Consider the non-homogeneous wave equation in three dimensions with homogeneous initial conditions: $$ \begin{align} & \square f(\underline{x}, t) = g(\underline{x},t), \hspace{3mm} \underline{x} \in \Bbb R^3, t>0\\ & f(\underline{x},0) = 0, \partial_t f(\underline{x},0), \hspace{3mm} \underline{x} \in \Bbb R^3\\ &||f||_{\infty}^{\Bbb R^3 \times [0,+\infty[} < +\infty \end{align} $$
where the D'Alembertian operator is defined with the $(-,+,+,+)$ convention:
$$ \square := \Delta_{\underline{x}} - \frac{1}{v^2}\partial_t^2 $$
By using the Fourier Transform we can find the associated Green Function explicitly and from its expression, solving the time integral, we find:
$$ f(\underline{x},t) = -\frac{1}{4\pi}\int_{\Bbb R^3}d\underline{x}' \left[\frac{g(\underline{x}', t-|\underline{x}-\underline{x}'|/v) + g(\underline{x}', t+|\underline{x}-\underline{x}'|/v)}{|\underline{x}-\underline{x}'|} \right] $$
In physics $f$ represents an electromagnetic potential and $g$ equals a source of the eletromagnetic field (with an irrelevant constant).
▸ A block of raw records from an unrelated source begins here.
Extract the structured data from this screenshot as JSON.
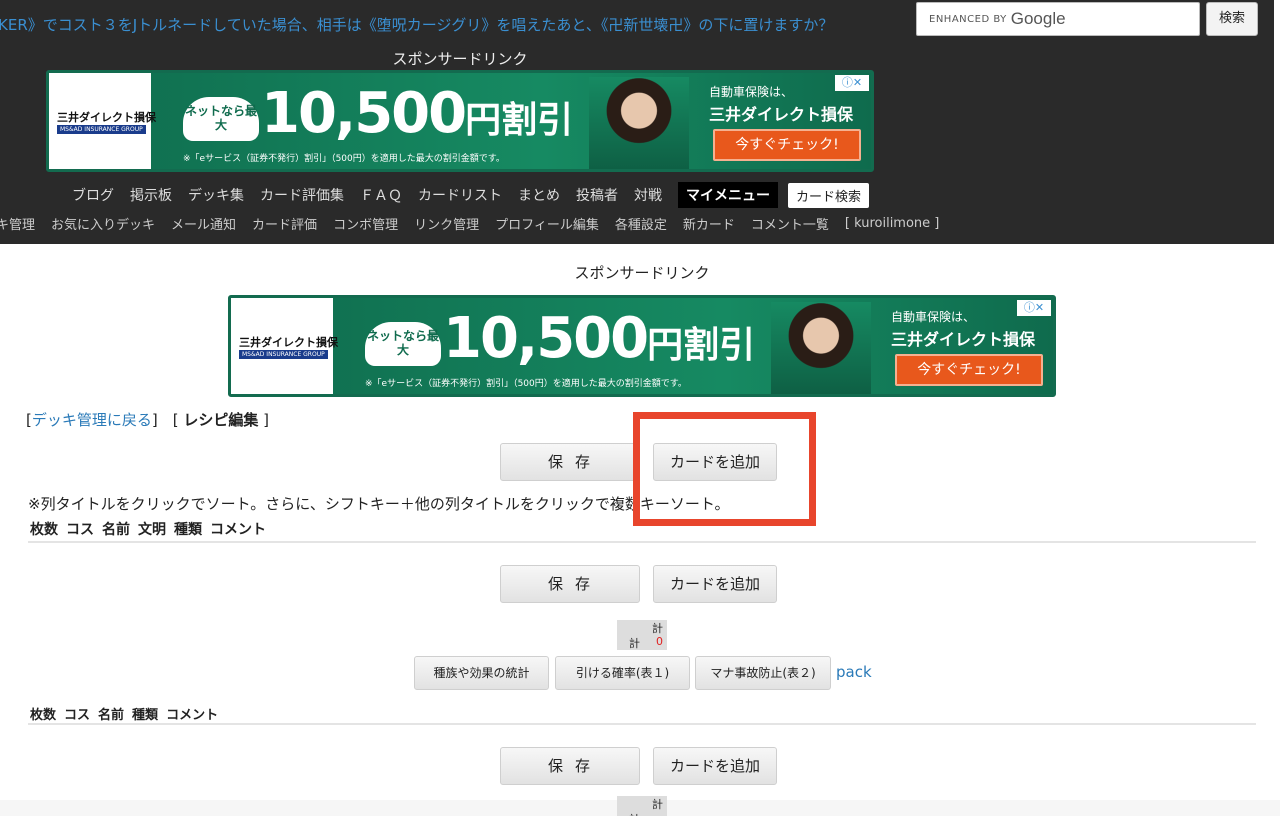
{
  "header": {
    "ticker": "KER》でコスト３をJトルネードしていた場合、相手は《堕呪カージグリ》を唱えたあと、《卍新世壊卍》の下に置けますか？",
    "search_enhanced": "ENHANCED BY",
    "search_google": "Google",
    "search_button": "検索",
    "sponsor": "スポンサードリンク"
  },
  "ad": {
    "logo_name": "三井ダイレクト損保",
    "logo_sub": "MS&AD INSURANCE GROUP",
    "badge": "ネットなら最大",
    "amount": "10,500",
    "unit": "円割引",
    "note": "※「eサービス（証券不発行）割引」（500円）を適用した最大の割引金額です。",
    "right_line1": "自動車保険は、",
    "right_line2": "三井ダイレクト損保",
    "cta": "今すぐチェック!",
    "close": "ⓘ✕"
  },
  "nav1": [
    "ブログ",
    "掲示板",
    "デッキ集",
    "カード評価集",
    "ＦＡＱ",
    "カードリスト",
    "まとめ",
    "投稿者",
    "対戦"
  ],
  "nav1_mymenu": "マイメニュー",
  "nav1_cardsearch": "カード検索",
  "nav2": [
    "キ管理",
    "お気に入りデッキ",
    "メール通知",
    "カード評価",
    "コンボ管理",
    "リンク管理",
    "プロフィール編集",
    "各種設定",
    "新カード",
    "コメント一覧",
    "[ kuroilimone ]"
  ],
  "content": {
    "sponsor": "スポンサードリンク",
    "crumb_open": "[",
    "crumb_link": "デッキ管理に戻る",
    "crumb_mid": "]　[",
    "crumb_current": "レシピ編集",
    "crumb_close": "]",
    "save": "保存",
    "add_card": "カードを追加",
    "hint": "※列タイトルをクリックでソート。さらに、シフトキー＋他の列タイトルをクリックで複数キーソート。",
    "cols1": [
      "枚数",
      "コス",
      "名前",
      "文明",
      "種類",
      "コメント"
    ],
    "cols2": [
      "枚数",
      "コス",
      "名前",
      "種類",
      "コメント"
    ],
    "total_top": "計",
    "total_label": "計",
    "total_value": "0",
    "stats_button": "種族や効果の統計",
    "prob_button": "引ける確率(表１)",
    "mana_button": "マナ事故防止(表２)",
    "pack_link": "pack"
  }
}
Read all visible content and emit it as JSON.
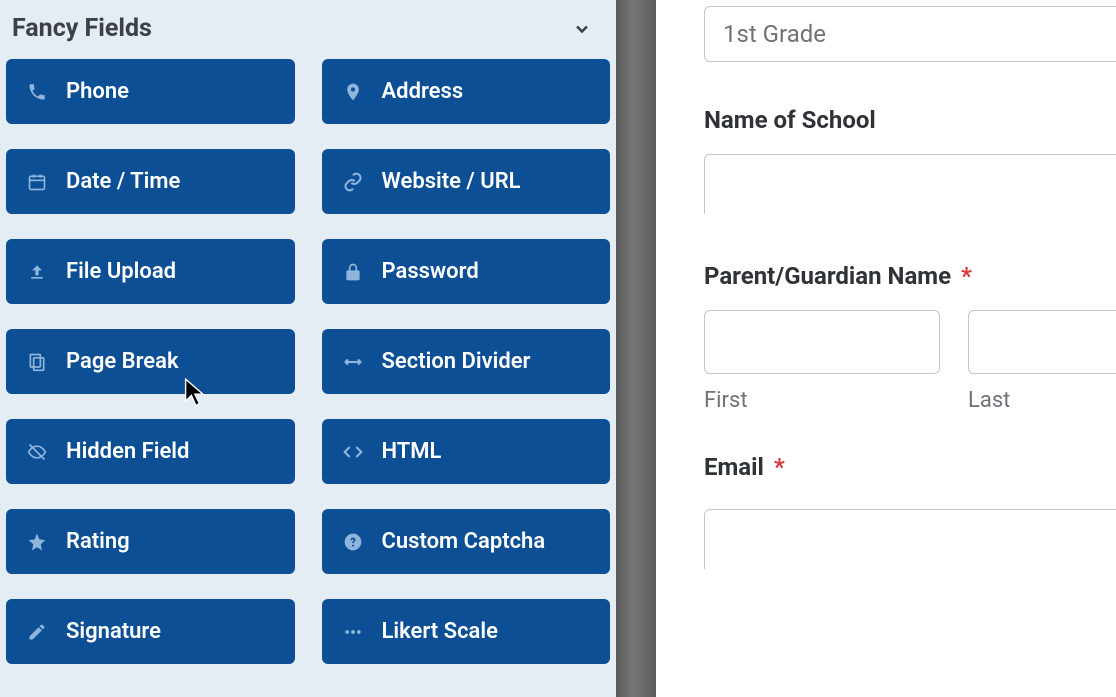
{
  "sidebar": {
    "title": "Fancy Fields",
    "fields": [
      {
        "icon": "phone-icon",
        "label": "Phone"
      },
      {
        "icon": "pin-icon",
        "label": "Address"
      },
      {
        "icon": "calendar-icon",
        "label": "Date / Time"
      },
      {
        "icon": "link-icon",
        "label": "Website / URL"
      },
      {
        "icon": "upload-icon",
        "label": "File Upload"
      },
      {
        "icon": "lock-icon",
        "label": "Password"
      },
      {
        "icon": "pagebreak-icon",
        "label": "Page Break"
      },
      {
        "icon": "divider-icon",
        "label": "Section Divider"
      },
      {
        "icon": "hidden-icon",
        "label": "Hidden Field"
      },
      {
        "icon": "code-icon",
        "label": "HTML"
      },
      {
        "icon": "star-icon",
        "label": "Rating"
      },
      {
        "icon": "question-icon",
        "label": "Custom Captcha"
      },
      {
        "icon": "pencil-icon",
        "label": "Signature"
      },
      {
        "icon": "dots-icon",
        "label": "Likert Scale"
      }
    ]
  },
  "form": {
    "grade_value": "1st Grade",
    "school_label": "Name of School",
    "school_value": "",
    "parent_label": "Parent/Guardian Name",
    "parent_required": "*",
    "first_sub": "First",
    "last_sub": "Last",
    "email_label": "Email",
    "email_required": "*"
  }
}
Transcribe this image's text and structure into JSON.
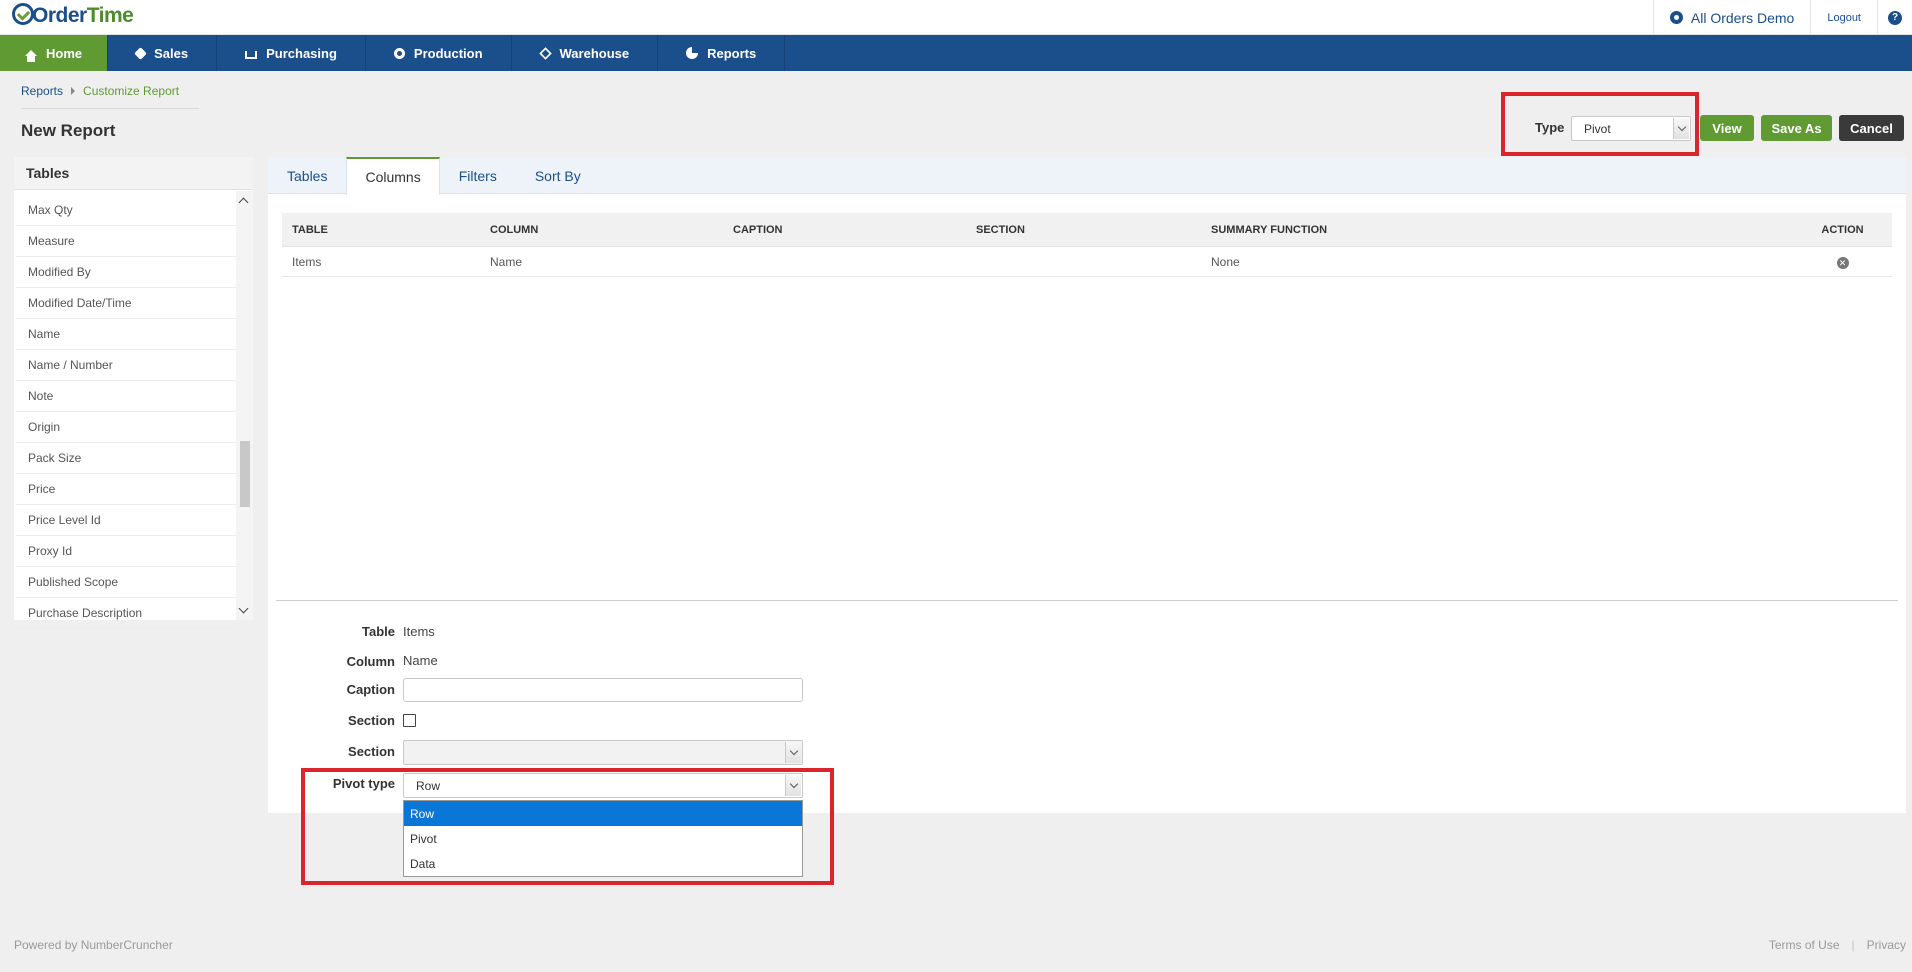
{
  "header": {
    "logo_part1": "Order",
    "logo_part2": "Time",
    "company": "All Orders Demo",
    "logout": "Logout",
    "help": "?"
  },
  "nav": {
    "items": [
      {
        "label": "Home",
        "icon": "home-icon"
      },
      {
        "label": "Sales",
        "icon": "tag-icon"
      },
      {
        "label": "Purchasing",
        "icon": "cart-icon"
      },
      {
        "label": "Production",
        "icon": "cogs-icon"
      },
      {
        "label": "Warehouse",
        "icon": "box-icon"
      },
      {
        "label": "Reports",
        "icon": "pie-chart-icon"
      }
    ],
    "active": "Home"
  },
  "breadcrumb": {
    "items": [
      "Reports",
      "Customize Report"
    ]
  },
  "page": {
    "title": "New Report"
  },
  "toolbar": {
    "type_label": "Type",
    "type_value": "Pivot",
    "view_label": "View",
    "save_as_label": "Save As",
    "cancel_label": "Cancel"
  },
  "left_panel": {
    "title": "Tables",
    "items": [
      "Max Qty",
      "Measure",
      "Modified By",
      "Modified Date/Time",
      "Name",
      "Name / Number",
      "Note",
      "Origin",
      "Pack Size",
      "Price",
      "Price Level Id",
      "Proxy Id",
      "Published Scope",
      "Purchase Description"
    ]
  },
  "tabs": [
    {
      "label": "Tables"
    },
    {
      "label": "Columns",
      "active": true
    },
    {
      "label": "Filters"
    },
    {
      "label": "Sort By"
    }
  ],
  "grid": {
    "headers": [
      "TABLE",
      "COLUMN",
      "CAPTION",
      "SECTION",
      "SUMMARY FUNCTION",
      "ACTION"
    ],
    "rows": [
      {
        "table": "Items",
        "column": "Name",
        "caption": "",
        "section": "",
        "summary": "None",
        "action_icon": "remove-icon"
      }
    ]
  },
  "form": {
    "table_label": "Table",
    "table_value": "Items",
    "column_label": "Column",
    "column_value": "Name",
    "caption_label": "Caption",
    "caption_value": "",
    "section_check_label": "Section",
    "section_check_checked": false,
    "section_select_label": "Section",
    "section_select_value": "",
    "pivot_type_label": "Pivot type",
    "pivot_type_value": "Row",
    "pivot_type_options": [
      "Row",
      "Pivot",
      "Data"
    ],
    "pivot_type_selected_option": "Row"
  },
  "footer": {
    "powered_by": "Powered by NumberCruncher",
    "terms": "Terms of Use",
    "separator": "|",
    "privacy": "Privacy"
  },
  "colors": {
    "nav_blue": "#1b4f8c",
    "brand_green": "#5f9b32",
    "highlight_red": "#d9252b",
    "selected_blue": "#0a76d8"
  }
}
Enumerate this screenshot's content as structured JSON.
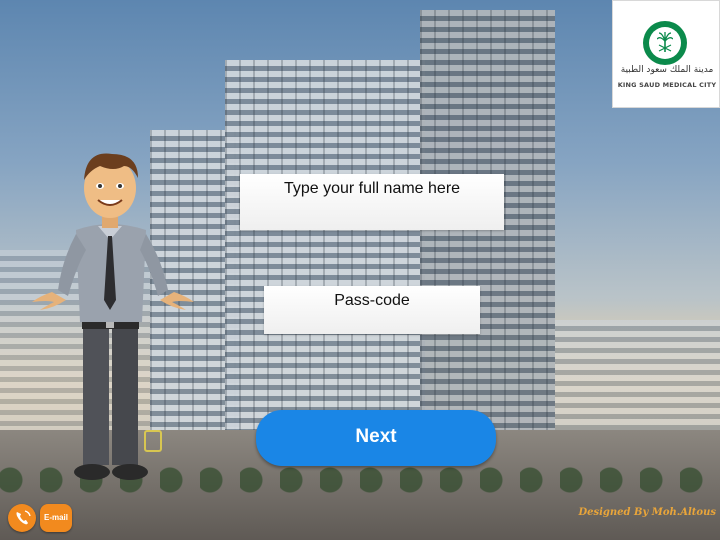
{
  "logo": {
    "arabic": "مدينة الملك سعود الطبية",
    "english": "KING SAUD MEDICAL CITY",
    "emblem_icon": "palm-swords-emblem-icon",
    "brand_color": "#0b8a4b"
  },
  "form": {
    "name_placeholder": "Type your full name here",
    "passcode_placeholder": "Pass-code",
    "next_label": "Next",
    "next_color": "#1a86e6"
  },
  "footer": {
    "phone_icon": "phone-icon",
    "email_label": "E-mail",
    "button_color": "#f28a1e",
    "credit": "Designed By Moh.Altous"
  },
  "character": {
    "icon": "presenter-character-icon"
  }
}
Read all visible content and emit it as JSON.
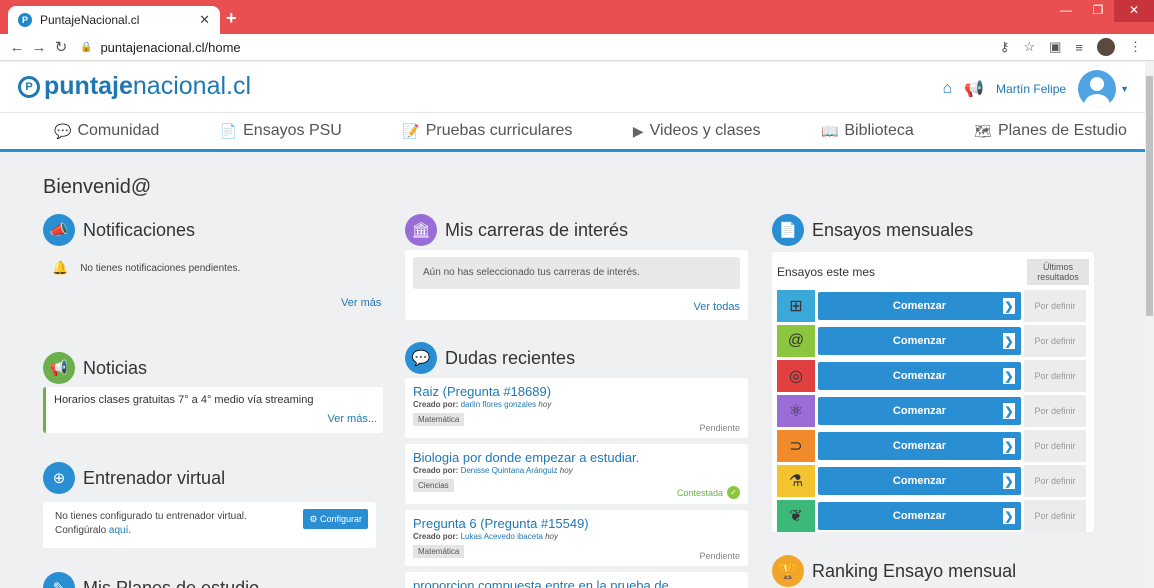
{
  "browser": {
    "tab_title": "PuntajeNacional.cl",
    "url": "puntajenacional.cl/home"
  },
  "site": {
    "logo_bold": "puntaje",
    "logo_rest": "nacional.cl",
    "user_name": "Martín Felipe"
  },
  "nav": [
    {
      "label": "Comunidad",
      "icon": "chat-icon"
    },
    {
      "label": "Ensayos PSU",
      "icon": "document-icon"
    },
    {
      "label": "Pruebas curriculares",
      "icon": "test-icon"
    },
    {
      "label": "Videos y clases",
      "icon": "play-icon"
    },
    {
      "label": "Biblioteca",
      "icon": "book-icon"
    },
    {
      "label": "Planes de Estudio",
      "icon": "plan-icon"
    }
  ],
  "welcome": "Bienvenid@",
  "notifications": {
    "title": "Notificaciones",
    "empty": "No tienes notificaciones pendientes.",
    "more": "Ver más"
  },
  "news": {
    "title": "Noticias",
    "item": "Horarios clases gratuitas 7° a 4° medio vía streaming",
    "more": "Ver más..."
  },
  "trainer": {
    "title": "Entrenador virtual",
    "text1": "No tienes configurado tu entrenador virtual.",
    "text2_prefix": "Configúralo ",
    "text2_link": "aquí",
    "text2_suffix": ".",
    "button": "Configurar"
  },
  "plans": {
    "title": "Mis Planes de estudio"
  },
  "careers": {
    "title": "Mis carreras de interés",
    "empty": "Aún no has seleccionado tus carreras de interés.",
    "more": "Ver todas"
  },
  "doubts": {
    "title": "Dudas recientes",
    "items": [
      {
        "title": "Raiz (Pregunta #18689)",
        "created_label": "Creado por:",
        "author": "darlin flores gonzales",
        "time": "hoy",
        "tag": "Matemática",
        "status": "Pendiente"
      },
      {
        "title": "Biologia por donde empezar a estudiar.",
        "created_label": "Creado por:",
        "author": "Denisse Quintana Aránguiz",
        "time": "hoy",
        "tag": "Ciencias",
        "status": "Contestada"
      },
      {
        "title": "Pregunta 6 (Pregunta #15549)",
        "created_label": "Creado por:",
        "author": "Lukas Acevedo ibaceta",
        "time": "hoy",
        "tag": "Matemática",
        "status": "Pendiente"
      },
      {
        "title": "proporcion compuesta entre en la prueba de"
      }
    ]
  },
  "monthly": {
    "title": "Ensayos mensuales",
    "header": "Ensayos este mes",
    "results_header": "Últimos resultados",
    "rows": [
      {
        "icon": "calculator-icon",
        "color": "#3aa8d8",
        "button": "Comenzar",
        "result": "Por definir"
      },
      {
        "icon": "at-sign-icon",
        "color": "#8cc63f",
        "button": "Comenzar",
        "result": "Por definir"
      },
      {
        "icon": "globe-icon",
        "color": "#e04040",
        "button": "Comenzar",
        "result": "Por definir"
      },
      {
        "icon": "atom-icon",
        "color": "#9a6dd6",
        "button": "Comenzar",
        "result": "Por definir"
      },
      {
        "icon": "magnet-icon",
        "color": "#f08a2a",
        "button": "Comenzar",
        "result": "Por definir"
      },
      {
        "icon": "flask-icon",
        "color": "#f4c430",
        "button": "Comenzar",
        "result": "Por definir"
      },
      {
        "icon": "sprout-icon",
        "color": "#3cb878",
        "button": "Comenzar",
        "result": "Por definir"
      }
    ]
  },
  "ranking": {
    "title": "Ranking Ensayo mensual"
  }
}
In order to preserve causality I was told by my teacher that we need to disregard the term $g(\underline{x}', t+|\underline{x}-\underline{x}'|/v)$ becuase it corresponds to the contribution coming from a source in the future with respect to the instant in which we evaluate the potential. Now, my problem is what guarantees that doing so still yields a solution to the initial wave equation? Do I have to check it manually or does it follow from something in particular?